Leader of the Prince Edward Island Liberal Party
- In office November 19, 2022 – April 6, 2023
- Preceded by: Sonny Gallant (interim)
- Succeeded by: Hal Perry (interim)

Personal details
- Born: Amherst, Nova Scotia
- Party: Liberal

= Sharon Cameron =

Canadian politician

Sharon Emily Cameron is a Canadian politician and former civil servant, who was the leader of the Prince Edward Island Liberal Party from November 19, 2022 to April 6, 2023.

Prior to her work in government, Cameron worked as an intermediate school principal in Charlottetown, Prince Edward Island.

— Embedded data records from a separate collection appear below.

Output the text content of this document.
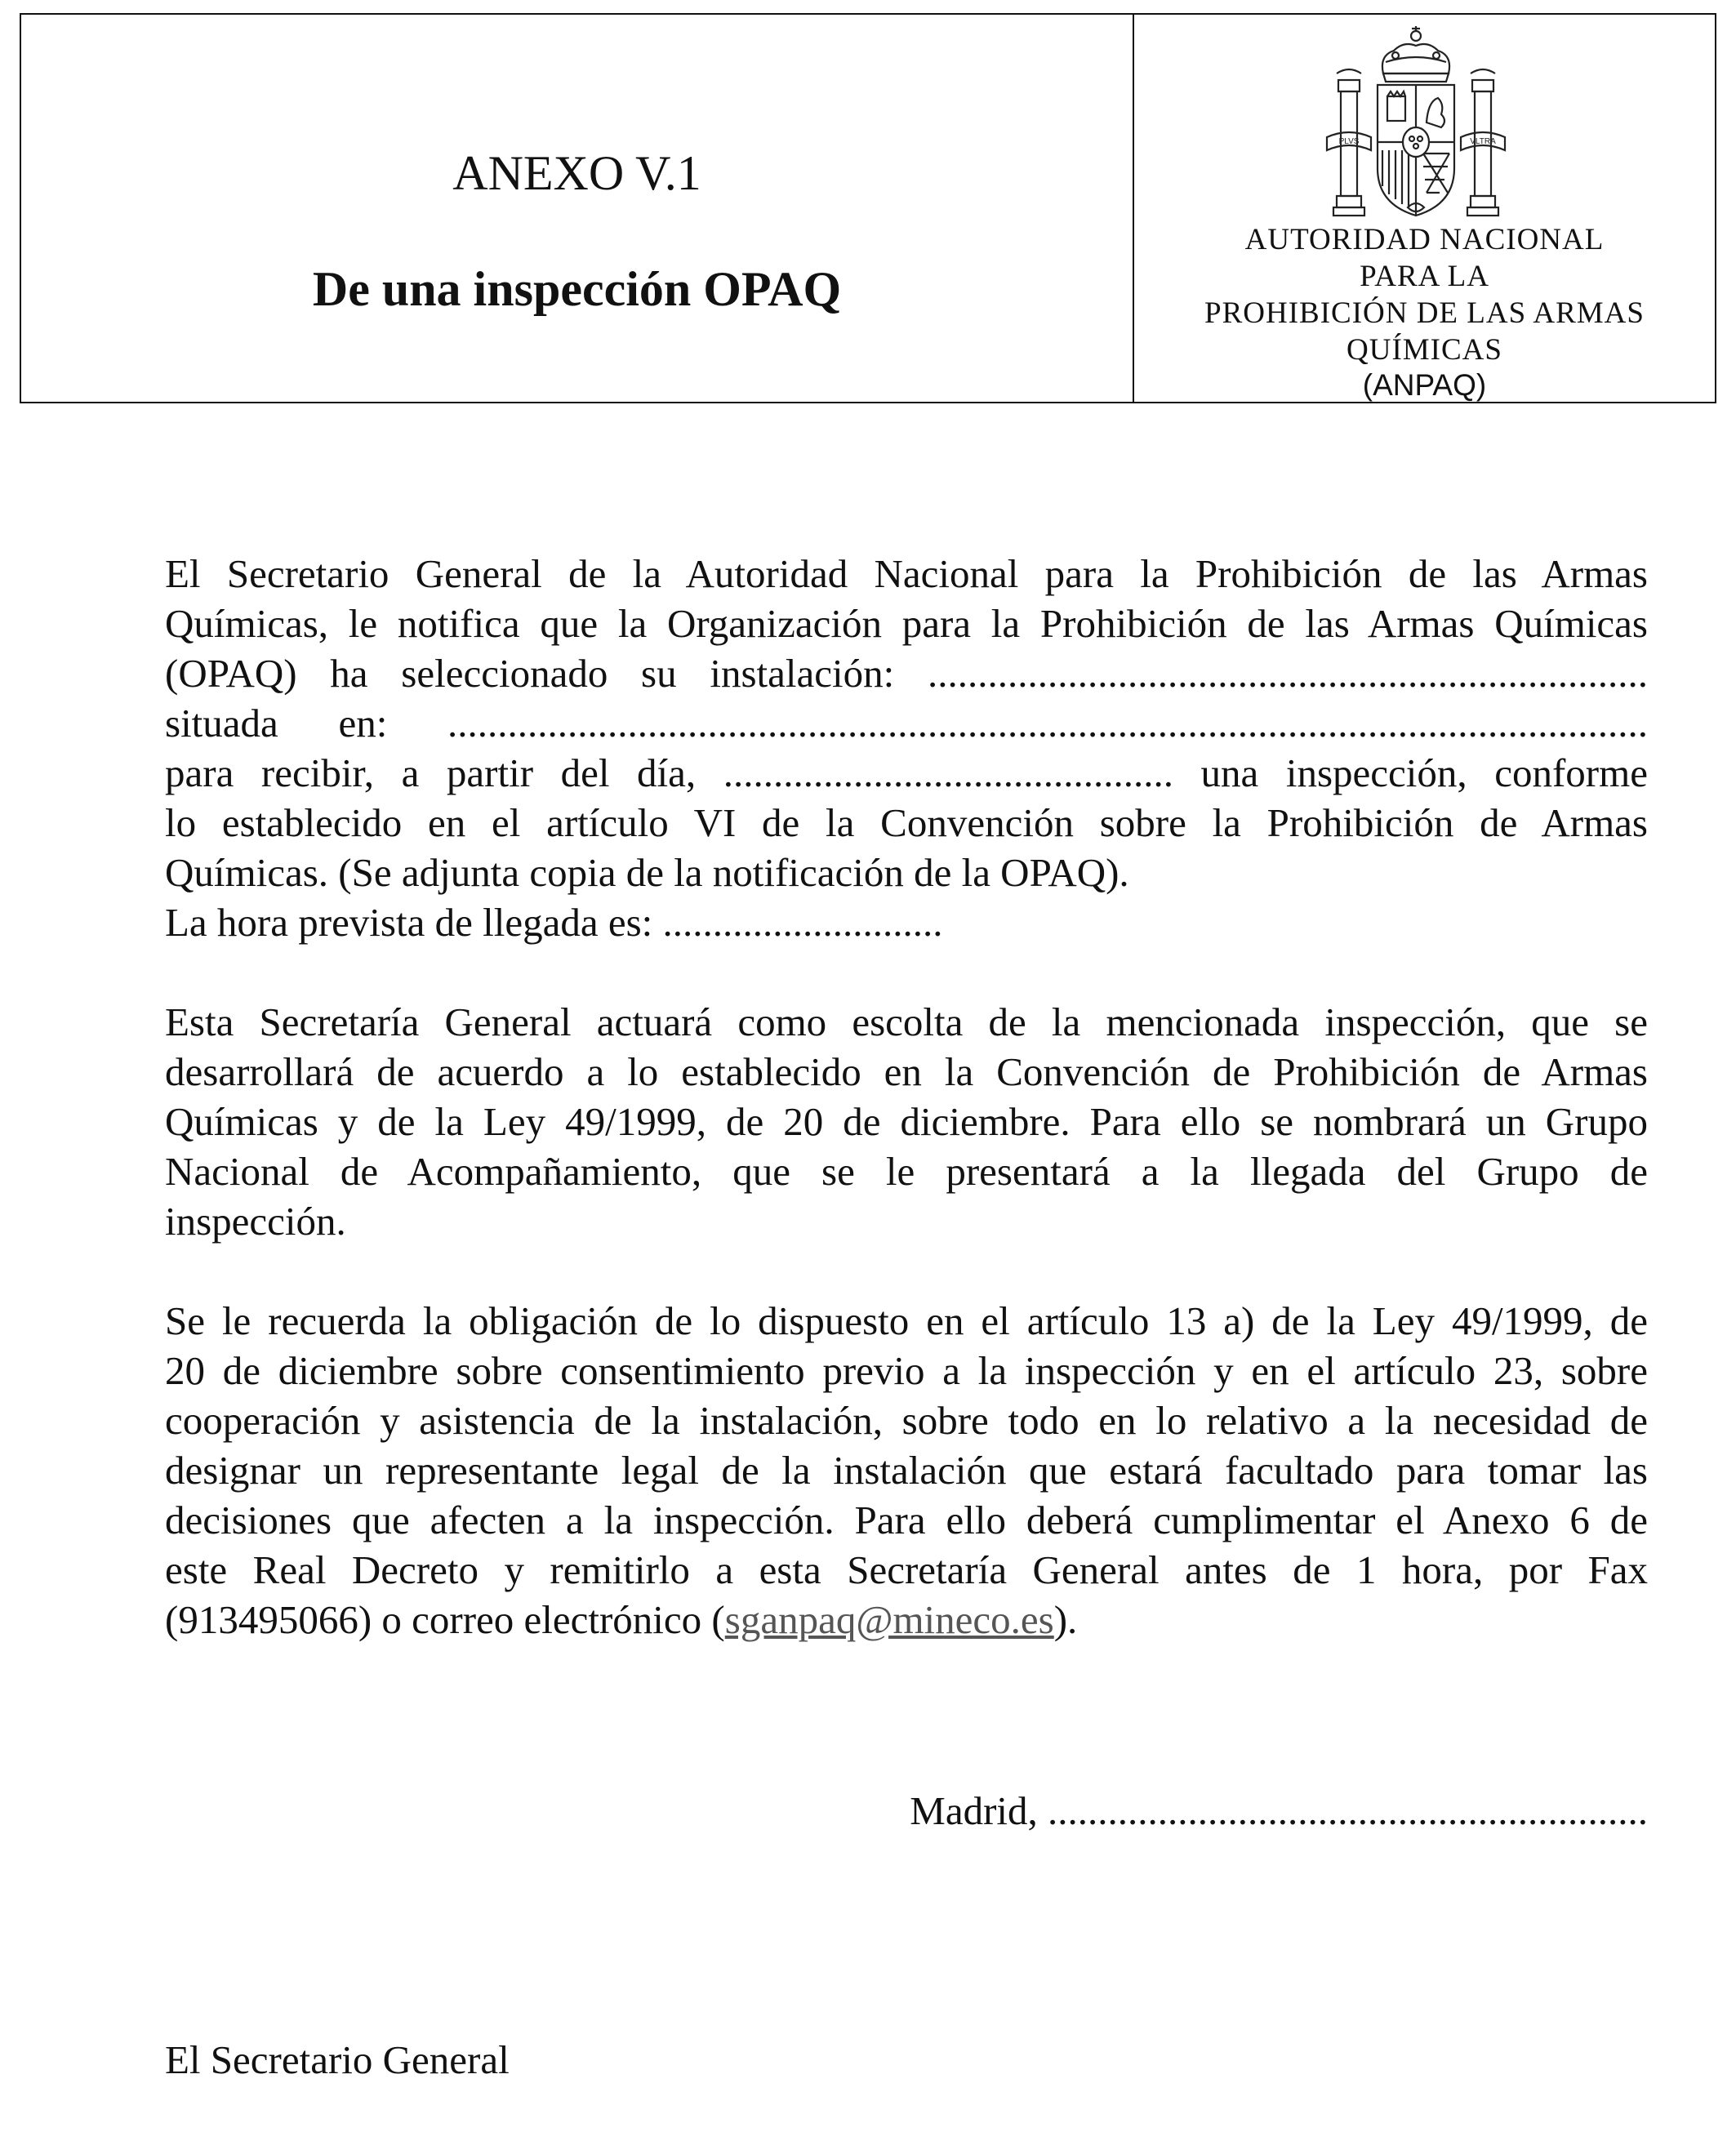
ANEXO V.1
De una inspección OPAQ
PLVS	VLTRA
AUTORIDAD NACIONAL
PARA LA
PROHIBICIÓN DE LAS ARMAS
QUÍMICAS
(ANPAQ)

El Secretario General de la Autoridad Nacional para la Prohibición de las Armas
Químicas, le notifica que la Organización para la Prohibición de las Armas Químicas
(OPAQ) ha seleccionado su instalación: ........................................................................
situada en: ........................................................................................................................
para recibir, a partir del día, ............................................. una inspección, conforme
lo establecido en el artículo VI de la Convención sobre la Prohibición de Armas
Químicas. (Se adjunta copia de la notificación de la OPAQ).
La hora prevista de llegada es: ............................

Esta Secretaría General actuará como escolta de la mencionada inspección, que se
desarrollará de acuerdo a lo establecido en la Convención de Prohibición de Armas
Químicas y de la Ley 49/1999, de 20 de diciembre. Para ello se nombrará un Grupo
Nacional de Acompañamiento, que se le presentará a la llegada del Grupo de
inspección.

Se le recuerda la obligación de lo dispuesto en el artículo 13 a) de la Ley 49/1999, de
20 de diciembre sobre consentimiento previo a la inspección y en el artículo 23, sobre
cooperación y asistencia de la instalación, sobre todo en lo relativo a la necesidad de
designar un representante legal de la instalación que estará facultado para tomar las
decisiones que afecten a la inspección. Para ello deberá cumplimentar el Anexo 6 de
este Real Decreto y remitirlo a esta Secretaría General antes de 1 hora, por Fax
(913495066) o correo electrónico (sganpaq@mineco.es).

Madrid, ............................................................
El Secretario General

In 2010, Cameron was appointed deputy minister of social services and seniors in the government of Robert Ghiz, and in 2015 she was appointed deputy minister of workforce and advanced learning by Ghiz's successor, Wade MacLauchlan. Additionally, she was CEO of the Workers Compensation Board and as an advisor to MacLauchlan on social policy. On September 22, 2022, following MacLauchlan's defeat in the 2019 election and subsequent resignation as Liberal leader, she announced her campaign to replace him. As the only candidate in the race by the close of nominations on October 2, the party announced on October 7 that Cameron would be acclaimed as leader at the convention on November 19. Cameron had previously sought the Liberal nomination in Cornwall-Meadowbank ahead of the riding's 2021 by-election, losing to Jane MacIsaac. Cameron led the Liberal Party in the April 3, 2023 general election where they won the party's lowest ever share of the popular vote with 17.2% but ended up as the official opposition despite dropping from four seats to three. Cameron, who finished third in her race in New Haven-Rocky Point, announced on April 6 that she had resigned as party leader.